I fed 24 years of my blog posts to a Markov model

Markov Models vs LLMs

  • Large part of the thread argues over whether LLMs “are” Markov chains.
  • One side: in the strict mathematical sense, any process whose next output depends only on the current state is Markov; if you define the state as “entire current token sequence,” an LLM fits. Implementation (lookup table vs transformer) doesn’t matter.
  • The other side: that definition is vacuous. Classic Markov chains in NLP have fixed, low order k (e.g., n‑grams) and stationary transition probabilities. LLMs:
    • Condition on long, variable-length prefixes within a window.
    • Use content-dependent attention, not a fixed k-context.
    • Generalize to unseen sequences via shared parameters, unlike lookup tables.
  • Distinction is drawn between “Markov chain” (fixed finite order, visible state, stationary) and more general “Markov models” (state can be richer, possibly hidden, RNN-like).
  • Some argue that calling LLMs “Markov” in the broadest sense makes the term useless, since nearly any sequential system could then qualify.

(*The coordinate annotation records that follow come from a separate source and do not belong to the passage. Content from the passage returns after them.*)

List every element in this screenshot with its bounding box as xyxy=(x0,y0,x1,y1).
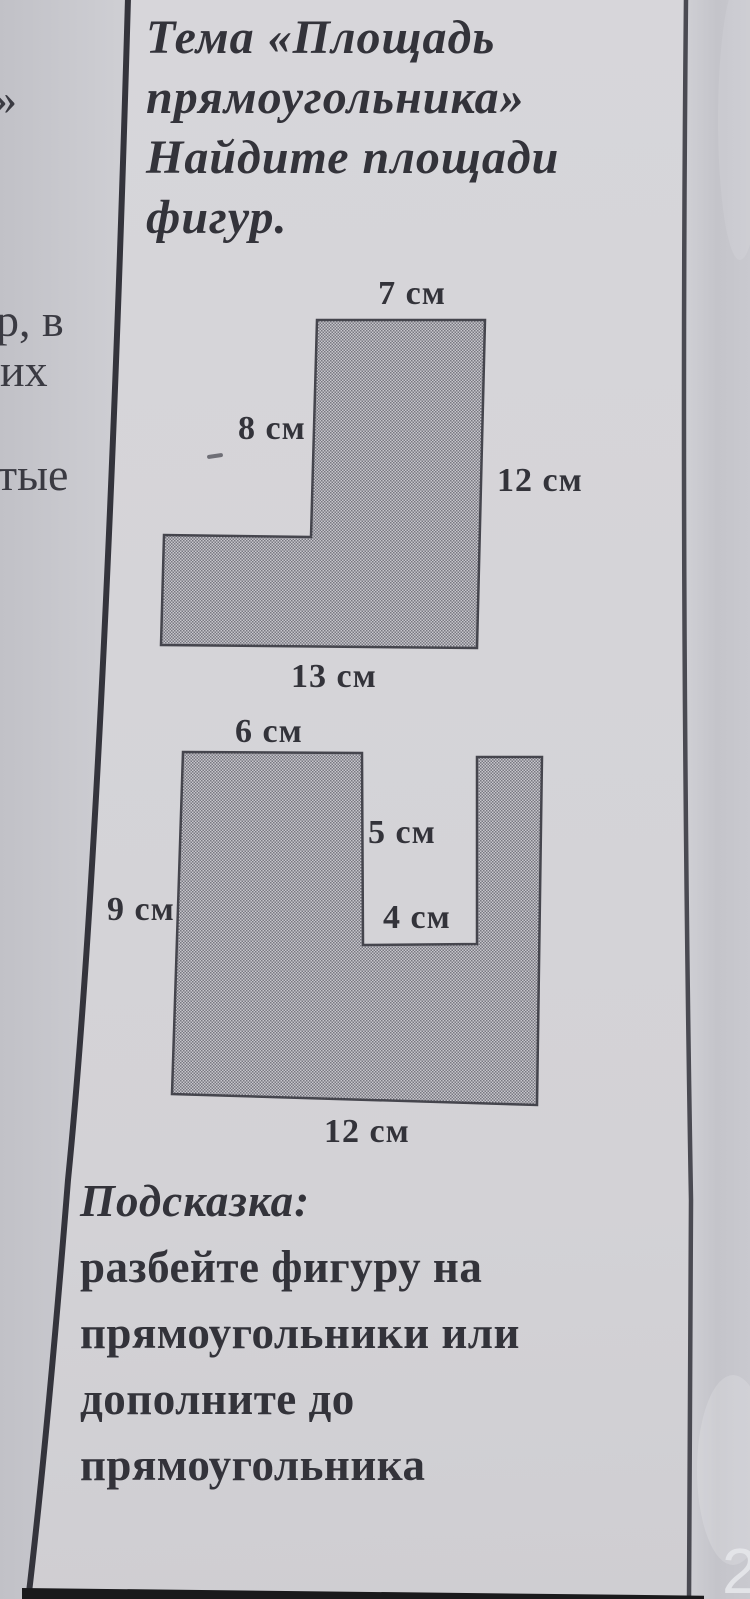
left-fragment-2: их xyxy=(0,344,48,397)
title-line-3: Найдите площади xyxy=(146,128,559,188)
figure-1-l-shape xyxy=(161,320,485,648)
hint-heading: Подсказка: xyxy=(80,1168,520,1234)
figure2-notch-depth-label: 5 см xyxy=(368,814,436,852)
figure2-top-dimension-label: 6 см xyxy=(235,713,303,751)
figure1-bottom-dimension-label: 13 см xyxy=(291,658,377,696)
figure-2-u-shape xyxy=(172,752,542,1105)
hint-line-4: прямоугольника xyxy=(80,1432,520,1498)
figure2-notch-width-label: 4 см xyxy=(383,899,451,937)
figure1-left-dimension-label: 8 см xyxy=(238,410,306,448)
hint-line-3: дополните до xyxy=(80,1366,520,1432)
left-fragment-3: тые xyxy=(0,448,68,501)
figure2-left-dimension-label: 9 см xyxy=(107,891,175,929)
hint-block: Подсказка: разбейте фигуру на прямоуголь… xyxy=(80,1168,520,1498)
title-line-2: прямоугольника» xyxy=(146,68,559,128)
worksheet-photo-page: Тема «Площадь прямоугольника» Найдите пл… xyxy=(0,0,750,1599)
figure1-top-dimension-label: 7 см xyxy=(378,275,446,313)
hint-line-2: прямоугольники или xyxy=(80,1300,520,1366)
title-line-1: Тема «Площадь xyxy=(146,8,559,68)
left-fragment-1: р, в xyxy=(0,294,64,347)
left-fragment-quote: » xyxy=(0,72,17,125)
hint-line-1: разбейте фигуру на xyxy=(80,1234,520,1300)
figure1-right-dimension-label: 12 см xyxy=(497,462,583,500)
page-number: 2 xyxy=(722,1534,750,1599)
worksheet-title: Тема «Площадь прямоугольника» Найдите пл… xyxy=(146,8,559,248)
title-line-4: фигур. xyxy=(146,188,559,248)
figure2-bottom-dimension-label: 12 см xyxy=(324,1113,410,1151)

Limits of Markov Text Generation

  • Multiple people confirm the original article’s observation:
    • Low-order (character or bigram/trigram) models are incoherent.
    • Higher order quickly degenerates into copying large chunks verbatim because many n‑grams are unique.
  • BPE-token Markov experiments show that order‑2 over full BPE leads to deterministic reproduction of the training text; limiting vocabulary size reintroduces variability.
  • Suggestions to avoid verbatim “valleys”:
    • Variable/dynamic n-gram: fall back to lower order when only a single continuation exists.
    • Use mixed orders and backtracking when the chain gets stuck in long deterministic runs.

Tools, Experiments, and History

  • Many reminisce about IRC and chatroom Markov bots and tools like MegaHAL, Hailo (Perl), Babble (MS‑DOS), and modern web/CLI generators.
  • People describe using personal corpora (blogs, fiction, tweets, Trump tweets) for bots or creative “dream wells” to spark ideas, not to generate standalone prose.
  • References shared to n‑gram work (e.g., very large Google n‑grams), CS50’s Markov demo, and classic neural language modeling papers explaining sparsity and distributional representations.

Personalization and Digital Doppelgängers

  • Some speculate about training models on a lifetime of writings to create a “low‑resolution mirror” of one’s personality for descendants.
  • Others ask how to achieve this today with LLMs (prompt stuffing, vector DBs, fine-tuning/LoRA, commercial “custom model” tools) and how far it can go (phone/Discord agents, naturalness, domain limits).

Community Norms Around LLM Content

  • There is pushback against pasting or offering to paste ChatGPT transcripts into discussions, viewed as low-effort and redundant since everyone can query models themselves.
  • A few commenters lament a perceived decline in civility around LLM-related posts.